PET imaging of non-small cell lung cancer prior to receiving radiation therapy should not be the basis for determining areas that may benefit from higher doses of radiation, according to research presented this week at the 2009 American Society of Radiation Oncology meeting.
PET imaging of non-small cell lung cancer prior to receiving radiation therapy should not be the basis for determining areas that may benefit from higher doses of radiation, according to research presented this week at the 2009 American Society of Radiation Oncology meeting.
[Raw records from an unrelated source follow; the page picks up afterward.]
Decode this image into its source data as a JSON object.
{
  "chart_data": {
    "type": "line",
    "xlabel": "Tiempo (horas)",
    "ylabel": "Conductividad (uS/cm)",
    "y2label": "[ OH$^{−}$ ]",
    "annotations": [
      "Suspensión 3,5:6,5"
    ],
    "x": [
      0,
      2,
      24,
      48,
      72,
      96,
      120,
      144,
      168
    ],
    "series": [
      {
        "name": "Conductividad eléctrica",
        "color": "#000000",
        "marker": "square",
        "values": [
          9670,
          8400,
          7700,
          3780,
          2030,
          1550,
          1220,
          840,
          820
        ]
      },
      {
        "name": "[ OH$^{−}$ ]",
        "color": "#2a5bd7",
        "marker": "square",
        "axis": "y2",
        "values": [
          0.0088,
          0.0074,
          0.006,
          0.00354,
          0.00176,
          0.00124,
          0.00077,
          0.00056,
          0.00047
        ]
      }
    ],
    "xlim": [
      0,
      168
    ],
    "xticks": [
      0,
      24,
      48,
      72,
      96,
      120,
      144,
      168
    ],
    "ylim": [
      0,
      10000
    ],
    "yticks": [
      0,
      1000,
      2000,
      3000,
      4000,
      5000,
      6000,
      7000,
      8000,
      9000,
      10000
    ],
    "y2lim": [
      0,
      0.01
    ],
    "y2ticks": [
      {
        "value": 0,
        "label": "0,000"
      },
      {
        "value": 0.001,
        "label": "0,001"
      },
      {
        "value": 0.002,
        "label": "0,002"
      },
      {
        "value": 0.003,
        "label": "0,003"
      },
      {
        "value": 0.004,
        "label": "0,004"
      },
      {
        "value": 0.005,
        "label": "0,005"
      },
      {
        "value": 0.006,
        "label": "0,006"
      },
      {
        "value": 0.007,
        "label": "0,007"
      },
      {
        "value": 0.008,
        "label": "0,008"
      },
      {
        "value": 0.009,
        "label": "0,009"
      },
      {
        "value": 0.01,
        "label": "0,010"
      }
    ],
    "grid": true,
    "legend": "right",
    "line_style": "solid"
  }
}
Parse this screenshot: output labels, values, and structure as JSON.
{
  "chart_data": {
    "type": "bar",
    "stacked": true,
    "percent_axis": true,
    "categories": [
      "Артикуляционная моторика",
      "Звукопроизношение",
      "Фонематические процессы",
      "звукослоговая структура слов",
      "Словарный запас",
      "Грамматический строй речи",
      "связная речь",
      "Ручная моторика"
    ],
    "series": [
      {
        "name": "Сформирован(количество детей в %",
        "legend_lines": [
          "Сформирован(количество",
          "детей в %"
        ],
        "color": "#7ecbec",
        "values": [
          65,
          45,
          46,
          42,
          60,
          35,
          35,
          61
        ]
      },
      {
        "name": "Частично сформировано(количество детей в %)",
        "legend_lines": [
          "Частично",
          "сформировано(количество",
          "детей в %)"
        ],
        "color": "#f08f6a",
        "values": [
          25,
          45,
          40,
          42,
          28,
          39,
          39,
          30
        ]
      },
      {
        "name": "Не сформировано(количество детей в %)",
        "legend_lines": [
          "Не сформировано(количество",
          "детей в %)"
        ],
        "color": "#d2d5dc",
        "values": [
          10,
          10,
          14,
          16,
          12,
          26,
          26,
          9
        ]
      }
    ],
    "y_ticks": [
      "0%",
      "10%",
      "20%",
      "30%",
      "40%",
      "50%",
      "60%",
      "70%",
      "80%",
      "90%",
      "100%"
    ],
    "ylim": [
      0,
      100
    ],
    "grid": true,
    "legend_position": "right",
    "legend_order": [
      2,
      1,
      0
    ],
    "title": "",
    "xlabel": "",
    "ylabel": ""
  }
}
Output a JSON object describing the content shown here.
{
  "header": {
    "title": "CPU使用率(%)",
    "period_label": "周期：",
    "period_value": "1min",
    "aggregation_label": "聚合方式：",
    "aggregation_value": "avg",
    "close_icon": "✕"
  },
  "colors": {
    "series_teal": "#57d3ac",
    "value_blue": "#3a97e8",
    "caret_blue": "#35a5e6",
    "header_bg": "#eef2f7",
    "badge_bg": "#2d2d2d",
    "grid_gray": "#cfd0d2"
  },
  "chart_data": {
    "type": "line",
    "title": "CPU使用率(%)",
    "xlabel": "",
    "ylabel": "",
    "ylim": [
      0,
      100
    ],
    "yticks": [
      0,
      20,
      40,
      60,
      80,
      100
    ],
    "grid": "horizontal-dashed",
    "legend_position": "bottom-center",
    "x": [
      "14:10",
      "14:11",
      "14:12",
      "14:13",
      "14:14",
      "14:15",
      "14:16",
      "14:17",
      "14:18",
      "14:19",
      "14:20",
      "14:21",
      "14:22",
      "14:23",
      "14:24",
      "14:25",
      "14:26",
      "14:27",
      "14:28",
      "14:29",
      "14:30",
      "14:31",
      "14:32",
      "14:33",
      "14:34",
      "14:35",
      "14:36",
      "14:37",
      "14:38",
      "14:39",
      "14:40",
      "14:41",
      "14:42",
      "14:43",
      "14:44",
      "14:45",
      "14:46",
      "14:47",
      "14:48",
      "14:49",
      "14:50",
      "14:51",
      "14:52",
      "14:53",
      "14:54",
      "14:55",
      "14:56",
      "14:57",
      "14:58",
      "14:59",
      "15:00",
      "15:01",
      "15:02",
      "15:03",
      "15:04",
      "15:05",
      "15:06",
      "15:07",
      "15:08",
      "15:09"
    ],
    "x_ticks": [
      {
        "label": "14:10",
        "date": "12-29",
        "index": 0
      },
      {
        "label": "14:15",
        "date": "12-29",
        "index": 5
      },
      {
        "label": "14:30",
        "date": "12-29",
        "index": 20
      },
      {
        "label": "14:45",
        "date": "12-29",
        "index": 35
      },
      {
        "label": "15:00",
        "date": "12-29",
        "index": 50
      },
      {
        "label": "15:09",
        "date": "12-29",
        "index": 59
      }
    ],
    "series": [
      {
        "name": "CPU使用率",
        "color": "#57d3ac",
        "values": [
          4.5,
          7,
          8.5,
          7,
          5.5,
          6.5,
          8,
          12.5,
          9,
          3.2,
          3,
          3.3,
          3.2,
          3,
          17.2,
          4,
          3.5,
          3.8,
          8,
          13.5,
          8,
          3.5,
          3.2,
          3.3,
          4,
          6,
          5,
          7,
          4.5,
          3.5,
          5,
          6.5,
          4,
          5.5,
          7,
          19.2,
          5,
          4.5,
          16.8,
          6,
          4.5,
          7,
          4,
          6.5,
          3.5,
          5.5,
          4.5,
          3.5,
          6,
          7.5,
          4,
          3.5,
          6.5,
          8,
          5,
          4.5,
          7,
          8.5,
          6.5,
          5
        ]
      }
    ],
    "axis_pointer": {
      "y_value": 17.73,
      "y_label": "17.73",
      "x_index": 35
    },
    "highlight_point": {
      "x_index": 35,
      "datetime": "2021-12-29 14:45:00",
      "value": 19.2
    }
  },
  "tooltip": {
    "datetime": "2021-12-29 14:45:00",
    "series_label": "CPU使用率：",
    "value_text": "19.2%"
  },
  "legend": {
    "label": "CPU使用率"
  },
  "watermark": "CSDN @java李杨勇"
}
Some studies suggest that areas that of avid FDG uptake on PET images before treatment are also the regions most likely to have intense metabolic activity after treatment, according to Dr. Nitin Ohri, a radiation oncology resident at Thomas Jefferson University Hospital.
“Investigators are looking to PET imaging to find ways to predict if any part of the tumor would benefit from a higher radiation dose,” Ohri said. “I wanted to see if residual activity on a scan after treatment correlates with the activity pattern on a scan done before treatment.”
PET scans of 43 patients, of which 15 showed significant activity on the scans both before and after treatment, were examined. Ohri set up a coordinate system that divided tumors into nine regions, or 17 regions for larger tumors. Metabolic FDG activity in the regions both before and after treatment was then compared.
Ohri found the regions of intense FDG uptake for some patients didn’t change after treatment. However, some patients showed activity in completely different regions before and after treatment.
“It’s not sufficient to increase the dose to areas that are especially active on PET imaging before treatment and expect that to improve the control rate,” Ohri said in a release. “It may be more appropriate to do a scan halfway through treatment and plan additional radiation dose around that.”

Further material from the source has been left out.